An Oracle GoldenGate environment variable. The variable name should follow env using the period (.) operator. For example: ${env.someVariable}

${javaprop}

A Java JVM variable. The variable name should follow javaprop using the period (.) operator. For example: ${javaprop.MYVAR}

${optype}

Operation type.

${position}

Record position.

${timestamp}

Record timestamp.

${catalog}

Catalog name.

${schema}

Schema name.

${table}

Table name.

${objectname}

The fully qualified table name.

${csn}

Source Commit Sequence Number.

${xid}

Source transaction ID.

${currenttimestamp}

Current timestamp.

${currenttimestampiso8601}

Current timestamp in ISO 8601 format.

${opseqno}

Record sequence number within the transaction.

${timestampmicro}

Record timestamp in microseconds after epoch.

${currenttimestampmicro}

Current timestamp in microseconds after epoch.

${txind}

The is the transactional indicator from the source trail file.
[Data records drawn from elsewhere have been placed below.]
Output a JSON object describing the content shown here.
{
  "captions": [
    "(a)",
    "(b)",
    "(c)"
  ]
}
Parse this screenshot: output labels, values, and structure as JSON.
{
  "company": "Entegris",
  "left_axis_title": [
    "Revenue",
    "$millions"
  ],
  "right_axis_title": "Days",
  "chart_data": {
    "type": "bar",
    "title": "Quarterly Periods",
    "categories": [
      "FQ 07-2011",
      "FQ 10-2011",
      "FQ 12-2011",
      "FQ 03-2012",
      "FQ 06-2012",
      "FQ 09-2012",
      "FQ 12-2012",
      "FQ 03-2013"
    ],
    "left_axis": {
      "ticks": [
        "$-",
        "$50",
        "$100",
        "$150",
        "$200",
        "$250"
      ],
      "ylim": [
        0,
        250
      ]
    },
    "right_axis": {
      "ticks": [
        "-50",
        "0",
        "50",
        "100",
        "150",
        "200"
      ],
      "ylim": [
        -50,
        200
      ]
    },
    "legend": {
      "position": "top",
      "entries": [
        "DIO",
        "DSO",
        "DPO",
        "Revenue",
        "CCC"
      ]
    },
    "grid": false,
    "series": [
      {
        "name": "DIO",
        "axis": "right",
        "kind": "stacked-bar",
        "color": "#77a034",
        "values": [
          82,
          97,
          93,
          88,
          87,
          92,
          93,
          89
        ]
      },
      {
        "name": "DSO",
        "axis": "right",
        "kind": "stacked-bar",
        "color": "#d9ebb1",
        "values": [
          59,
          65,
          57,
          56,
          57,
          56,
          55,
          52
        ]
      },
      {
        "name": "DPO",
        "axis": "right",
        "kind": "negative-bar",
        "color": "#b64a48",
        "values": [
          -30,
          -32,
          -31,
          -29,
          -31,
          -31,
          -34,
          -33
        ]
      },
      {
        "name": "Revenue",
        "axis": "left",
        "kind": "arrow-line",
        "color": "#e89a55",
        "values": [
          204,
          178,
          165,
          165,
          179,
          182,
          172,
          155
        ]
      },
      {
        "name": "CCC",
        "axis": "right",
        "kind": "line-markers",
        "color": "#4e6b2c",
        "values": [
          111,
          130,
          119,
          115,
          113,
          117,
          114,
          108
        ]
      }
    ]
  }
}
The values of a transaction are B for the first operation, M for the middle operations, E for the last operation, or W for whole if there is only one operation. Filtering operations or the use of coordinated apply negate the usefulness of this field.

${primarykeycolumns}

Use to inject a field with a list of the primary key column names.

${static}

Use to inject a field with a static value into the output. The value desired should be the argument. If the desired value is abc, then the syntax would be ${static.abc} or ${static[FieldName].abc}.

${seqno}

Use to inject a field with the trail file sequence into the output.

${rba}

Use to inject a field with the rba of the operation into the output.

Sample Configuration:

gg.handlerlist=kafkarestproxy 

#The handler properties
gg.handler.kafkarestproxy.type=kafkarestproxy
#The following selects the topic name based on the fully qualified table name
gg.handler.kafkarestproxy.topicMappingTemplate=${fullyQualifiedTableName}
#The following selects the message key using the concatenated primary keys
gg.handler.kafkarestproxy.keyMappingTemplate=${primaryKeys}

gg.handler.kafkarestproxy.postDataUrl=http://localhost:8083
gg.handler.kafkarestproxy.apiVersion=v1
gg.handler.kafkarestproxy.format=json
gg.handler.kafkarestproxy.payloadsize=1
gg.handler.kafkarestproxy.mode=tx

#Server auth properties
#gg.handler.kafkarestproxy.trustStore=/keys/truststore.jks
#gg.handler.kafkarestproxy.trustStorePassword=test1234
#Client auth properites
#gg.handler.kafkarestproxy.keyStore=/keys/keystore.jks
#gg.handler.kafkarestproxy.keyStorePassword=test1234

#Proxy properties
#gg.handler.kafkarestproxy.proxy=http://proxyurl:80
#gg.handler.kafkarestproxy.proxyUserName=username
#gg.handler.kafkarestproxy.proxyPassword=password

#The MetaColumnTemplate formatter properties
gg.handler.kafkarestproxy.format.metaColumnsTemplate=${optype},${timestampmicro},${currenttimestampmicro}

26.6.8 Primary Key Updates

Updates to a primary key require no special handling by the XML formatter. The XML formatter creates messages that model database operations. For update operations, this includes before and after images of column values. Primary key changes are represented in this format as a change to a column value just like a change to any other column value.